Legal

Notice of Privacy Practices

We have reviewed the HIPAA law and related final regulations to ensure full and timely compliance of systems and procedures with applicable HIPAA requirements.

Privacy Rule

We have reviewed the Standards for Privacy of Individually Identifiable Health Information promulgated by the Department of Health and Human Services (HHS) pursuant to HIPAA and HITECH. Please note that the services THEM facilitates are excluded from compliance with these regulations as such services are consistent with the use of de-identified patient data.

De-Identified Patient Data

De-identified patient data is health information from a medical record that has been stripped of all “direct identifiers”—that is, all information that can be used to identify the patient from whose medical record the health information was derived. According to the Health Insurance Portability and Accountability Act (HIPAA), there are 18 direct identifiers that are typically present in patient medical records.

These include:

  • Names
  • Geographic subdivisions smaller than a state (e.g. street address, city and ZIP code)
  • All dates that are related to an individual (e.g., date of birth, admission)
  • Telephone numbers
  • Fax numbers
  • Email addresses
  • Social Security numbers
  • Medical record numbers
  • Health plan beneficiary numbers
  • Account numbers
  • Certificate/license numbers
  • Vehicle identifiers and serial numbers, including license plate numbers
  • Device identifiers and serial numbers
  • Web universal locators (URLs)
  • IP address numbers
  • Biometric identifiers such as fingerprints and voice prints
  • Full-face photographic images
  • Other unique identifying numbers, characteristics or codes

According to HIPAA, there are 3 acceptable ways to de-identify patient data. The first is the “safe harbor” option, in which all 18 identifiers are removed. Currently, THEM operates within this safe harbor option. The second is the “statistical” option, in which a retained statistician determines which of the 18 identifiers can be maintained without creating greater than a “very small” risk that the data could be re-identified. The third is the “limited data set” technique, in which the organization removes 16 identifiers and protects what remains with special security precautions.

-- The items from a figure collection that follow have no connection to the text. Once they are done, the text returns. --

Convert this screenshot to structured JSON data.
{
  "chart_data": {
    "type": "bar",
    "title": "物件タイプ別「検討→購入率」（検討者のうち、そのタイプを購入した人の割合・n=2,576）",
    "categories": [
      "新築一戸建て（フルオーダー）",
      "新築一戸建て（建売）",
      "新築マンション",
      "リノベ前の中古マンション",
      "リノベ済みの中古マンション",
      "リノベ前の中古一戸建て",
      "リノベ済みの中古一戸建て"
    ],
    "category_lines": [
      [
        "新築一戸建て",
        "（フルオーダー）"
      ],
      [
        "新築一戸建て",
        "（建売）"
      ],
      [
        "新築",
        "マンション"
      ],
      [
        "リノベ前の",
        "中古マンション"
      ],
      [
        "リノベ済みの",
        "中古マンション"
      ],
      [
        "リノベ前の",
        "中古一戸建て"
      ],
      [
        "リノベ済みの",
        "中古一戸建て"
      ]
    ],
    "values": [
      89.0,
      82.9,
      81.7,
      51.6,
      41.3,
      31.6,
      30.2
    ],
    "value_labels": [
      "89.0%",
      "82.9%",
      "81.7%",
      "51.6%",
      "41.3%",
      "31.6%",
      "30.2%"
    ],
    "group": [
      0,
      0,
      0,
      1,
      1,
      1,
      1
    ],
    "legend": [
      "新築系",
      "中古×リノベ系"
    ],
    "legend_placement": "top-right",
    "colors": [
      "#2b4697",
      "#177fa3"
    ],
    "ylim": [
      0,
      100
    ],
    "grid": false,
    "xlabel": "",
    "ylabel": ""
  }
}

Why is De-identified Patient Data So Important?
De-identified patient data can be used to improve care, estimate the costs of care, and support public health initiatives. Scientists have been engaged in this process for years while achieving worthy results. Notable examples include:

• Harvard University researchers used de-identified patient data from electronic health records at Partner’s Healthcare System in Boston to discover previously unknown adverse events associated with diabetes drugs, and to identify cohorts of individuals that were at risk for morbid events ranging from heart attacks to domestic abuse.

• Epidemiologists in Utah used de-identified patient data from VistA, the electronic health record used by the Veteran’s Administration, to help define optimal care strategies for post-traumatic stress disorder, methicillin-resistant Staph aureus and congestive heart failure.

• Nephrologists in Hawaii used de-identified patient data from HealthConnect, the electronic health record by Kaiser Permanente, to improve care-coordination between primary care physicians and specialists for those afflicted with kidney disease.

• Analysts at IMS Health used de-identified data to estimate the economic impact of poorly-controlled asthma.

• Prior to being acquired by IMS Health, analysts at SDI Health used de-identified data to track prescribing patterns for scarce anti-viral drugs during recent flu outbreaks.

THEM and De-Identified Patient Data
Because THEM is seeking to help other entities improve the quality of health care and make positive life-changing impacts similar to those noted above, de-identified patient data is an extremely valuable source of information. After taking proper safeguards and in a manner consistent with vendor and commercial interests mentioned above, we intend to be a conduit to allow de-identified patient data to be used for a variety of purposes.

Is De-Identified Data the same thing as Protected Health Information?
No. De-identified data is a completely different category than Protected Health Information (PHI).1 PHI is personally identifiable health information. This information is extremely sensitive, private, and confidential, and it is covered by the HIPAA Privacy RuleTHEM is not allowed to share this information and will never do so because we enforce any vendor, supplier, or covered entity with patient data to extricate the 18 factors noted above. This not only ensures compliance with HIPAA by THEM but also helps any covered entity under HIPAA remain protected as well.

 

Security

We are continuously enhancing our security framework. This allows us a unified security framework that provides the direction to ensure the availability, integrity and accuracy of company assets and vendor/customer data. The framework also provides the foundation that enables secure access to company assets by employees, customers and business partners anytime from anywhere. Components include, but are not limited to:

  • Security policies, procedures and guidelines
  • Security awareness and training
  • Risk assessment and management
  • Data classification
  • Security monitoring and reporting
  • Incident response/management
  • Security consulting
  • Security auditing
  • Implementation/utilization of the security tools of the trade

We have undertaken an extensive review and inventory of products and data transfers to verify those outside the scope of the HIPAA Rules. We have developed policies and procedures so that THEM is capable of conducting safe transactions of information that protects both the patients and the covered entity as defined under HIPAA.